I took up an interest in politics. One evening I put on a suit and drove down to the League of Women Voters meeting, embarrassing myself and some candidates and most of the women voters by asking questions that had no answers.

I tried going to Democratic party meetings. I’d read it was the liberal party. But it was futile. I could not make out the difference between the people there and the people down the street boosting Nixon and Cabot Lodge. The essential thing about the prairie, I learned, was that one part of it is like any other part.

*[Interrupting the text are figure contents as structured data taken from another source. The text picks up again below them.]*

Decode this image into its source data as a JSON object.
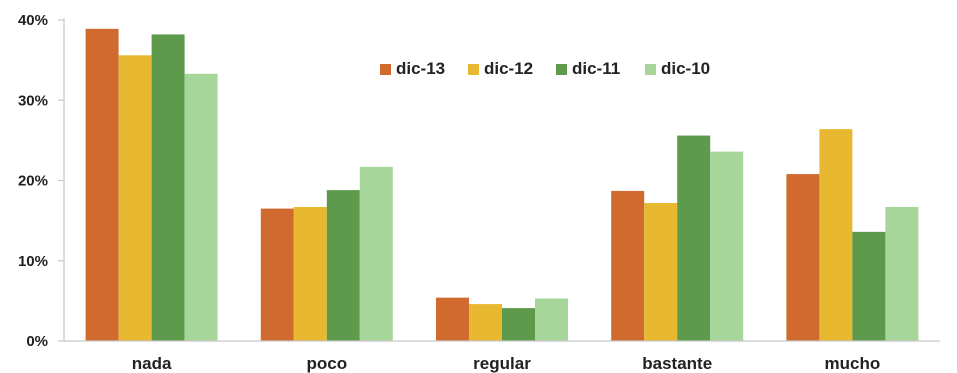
{
  "chart_data": {
    "type": "bar",
    "categories": [
      "nada",
      "poco",
      "regular",
      "bastante",
      "mucho"
    ],
    "series": [
      {
        "name": "dic-13",
        "color": "#d06a2e",
        "values": [
          38.9,
          16.5,
          5.4,
          18.7,
          20.8
        ]
      },
      {
        "name": "dic-12",
        "color": "#e8b830",
        "values": [
          35.6,
          16.7,
          4.6,
          17.2,
          26.4
        ]
      },
      {
        "name": "dic-11",
        "color": "#5e9a4c",
        "values": [
          38.2,
          18.8,
          4.1,
          25.6,
          13.6
        ]
      },
      {
        "name": "dic-10",
        "color": "#a7d69a",
        "values": [
          33.3,
          21.7,
          5.3,
          23.6,
          16.7
        ]
      }
    ],
    "ylim": [
      0,
      40
    ],
    "yticks": [
      0,
      10,
      20,
      30,
      40
    ],
    "ytick_labels": [
      "0%",
      "10%",
      "20%",
      "30%",
      "40%"
    ],
    "title": "",
    "xlabel": "",
    "ylabel": "",
    "legend_position": "top-center",
    "grid": false
  }
}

At night I sometimes walked about the town. “God is both transcendent and imminent. That’s Tillich’s position.” When I walked, I chose the darkest streets, away from the street lights. “But is there a God? I mean, is there a God like there’s a tree or an apple? Is God a being?” I usually ended up walking toward the lake. “God is Being-Itself.” The lake, Lake Okabena, reflected the town-itself, bouncing off a black-and-white pattern identical to the whole desolate prairie: flat, tepid, small, strangled by algae, shut in by middle-class houses, lassoed by a ring of doctors, lawyers, CPA’s, dentists, drugstore owners, and proprietors of department stores. “Being-Itself? Then is this town God? It exists, doesn’t it?” I walked past where the pretty girls lived, stopping long enough to look at their houses, all the lights off and the curtains drawn. “Jesus,” I muttered, “I hope not. Maybe I’m an atheist.”